01.06.2021
Liebe Foristen,
mit dem Titel:
"Worse Than the Disease? Reviewing Some Possible Unintended Consequences of the mRNA Vaccines Against COVID-19"
ist eine Arbeit überschrieben, die im "International Journal of Vaccine Theory, Practice and Research " erschienen ist. ( https://ijvtpr.com/index.php/IJVTPR/article/view/23/49 )
Die deutsche Übersetzung " Schlimmer als die Krankheit " steht in 2020.news vom 01.06.2021.
Dieser Publikationsort ist der erste Grund, den Artikel nicht zu lesen. Der zweite ergibt sich daraus, dass der Übersetzer Dr. Wolfgang Wodarg ist. Und der dritte und entscheidende liegt darin, dass Thorsten St. bereits am 01.06.2021 verkündet hat, " Dass die entsprechend gescholtenen Impfstoffe eben nicht einer zu kurzen Erprobung unterlegen waren. Dass von den Impungen derzeit keine besonderen Gefahren ausgehen; im Gegensatz zu Erkrankung."

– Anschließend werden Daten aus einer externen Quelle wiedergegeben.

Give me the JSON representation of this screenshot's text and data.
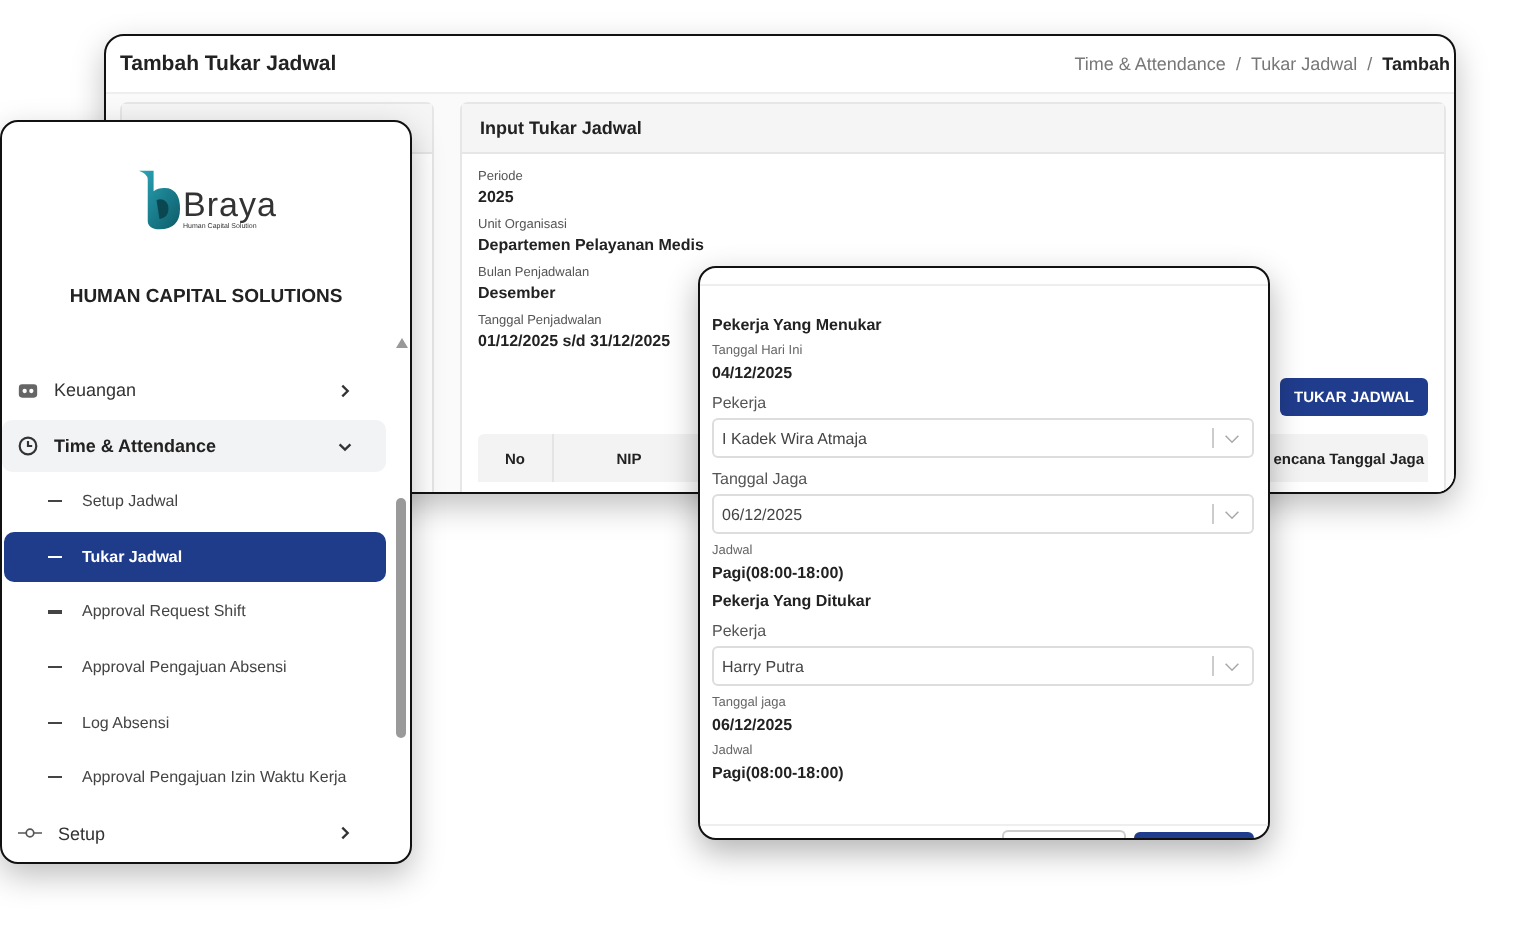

Für die Unbelehrbaren seien folgendes Sätze aus dem abstract der Arbeit zitiert:
" Die außergewöhnlich schnelle Entwicklung dieser Impfstoffe durch kontrollierte Studien und in den Masseneinsatz wirft jedoch zahlreiche Sicherheitsbedenken auf. In diesem Bericht beschreiben wir zunächst die Technologie, die diesen Impfstoffen zugrunde liegt, im Detail. Anschließend werden sowohl die Komponenten dieser Impfstoffe als auch die beabsichtigte biologische Reaktion auf diese Impfstoffe, einschließlich der Produktion des Spike-Proteins selbst, und ihre potenzielle Beziehung zu einem breiten Spektrum von sowohl akuten als auch langfristigen induzierten Gesundheitsrisiken, wie z. B. Blutkrankheiten, neurodegenerativen Erkrankungen und Autoimmunerkrankungen, untersucht. Unter diesen potenziell induzierten Pathologien diskutieren wir die Relevanz von Prion-Protein-bezogenen Aminosäuresequenzen innerhalb des Spike-Proteins. Wir geben auch einen kurzen Überblick über Studien, die das Potenzial für Spike-Protein-“Shedding” belegen, also die Übertragung des Proteins von einer geimpften auf eine ungeimpfte Person, was zu Symptomen führt, die bei letzterer ausgelöst werden. Obwohl es keine Studien gibt, die definitiv zeigen, dass dies geschieht, stellen wir ein plausibles Szenario vor, das durch zuvor etablierte Wege für die Transformation und den Transport von genetischem Material unterstützt wird, wobei injizierte mRNA letztendlich in die Keimzellen-DNA für eine transgenerationale Übertragung eingebaut werden könnte. Wir schließen mit unseren Empfehlungen zur Überwachung, die dazu beitragen werden, die langfristigen Auswirkungen dieser experimentellen Medikamente zu klären, und es uns ermöglichen, das wahre Risiko/Nutzen-Verhältnis dieser neuartigen Technologien besser einzuschätzen."